19. A method for predicting a response to treatment or a survival of an individual with a disease, the method comprising:

receiving, using one or more processors, sequence read data associated with a sample from the individual;

selecting, using the one or more processors, a plurality of sequence reads from the sequence read data;

determining, using the one or more processors, one or more characterization features based on the plurality of sequence reads;

receiving, using the one or more processors, one or more digital pathology features;

inputting, using the one or more processors, the one or more characterization features and the one or more digital pathology features into one or more statistical models; and

predicting, using the one or more processors, based on outputs of the one or more statistical models, a survival metric indicative of one or more of:

a likelihood of survival of the individual or an estimated response to treatment, and

an estimated response of the individual to the treatment.

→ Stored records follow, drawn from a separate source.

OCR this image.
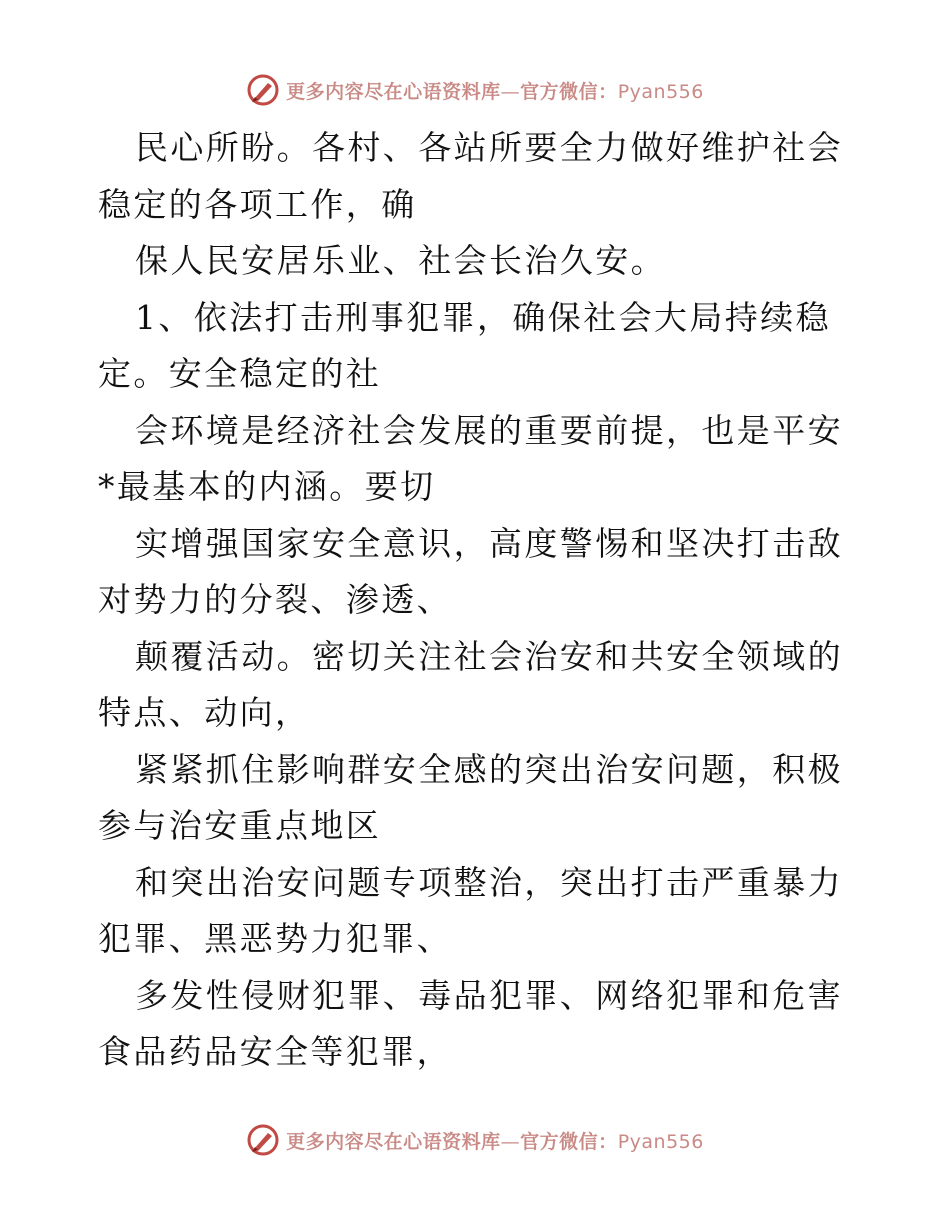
更多内容尽在心语资料库—官方微信：Pyan556

民心所盼。各村、各站所要全力做好维护社会稳定的各项工作，确

保人民安居乐业、社会长治久安。

1、依法打击刑事犯罪，确保社会大局持续稳定。安全稳定的社

会环境是经济社会发展的重要前提，也是平安*最基本的内涵。要切

实增强国家安全意识，高度警惕和坚决打击敌对势力的分裂、渗透、

颠覆活动。密切关注社会治安和共安全领域的特点、动向，

紧紧抓住影响群安全感的突出治安问题，积极参与治安重点地区

和突出治安问题专项整治，突出打击严重暴力犯罪、黑恶势力犯罪、

多发性侵财犯罪、毒品犯罪、网络犯罪和危害食品药品安全等犯罪，

更多内容尽在心语资料库—官方微信：Pyan556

20. A method of treating an individual with a disease, the method comprising:

receiving, using one or more processors, sequence read data associated with a sample from the individual;

selecting, using the one or more processors, a plurality of sequence reads from the sequence read data;

determining, using the one or more processors, one or more characterization features based on the plurality of sequence reads;

receiving, using the one or more processors, one or more digital pathology features;

inputting, using the one or more processors, the one or more characterization features and the one or more digital pathology features into one or more statistical models;

predicting, using the one or more processors, a survival metric indicative of a likelihood of survival of the individual, based on outputs of the one or more statistical models;

if the survival metric is above a threshold:

identifying a mono-immunotherapy as the treatment, and

treating the subject with the mono-immunotherapy; and

if the survival metric is below the threshold:

identifying the mono-immunotherapy and a chemo-immunotherapy as the treatment, and

treating the subject with the mono-immunotherapy and the chemo-immunotherapy.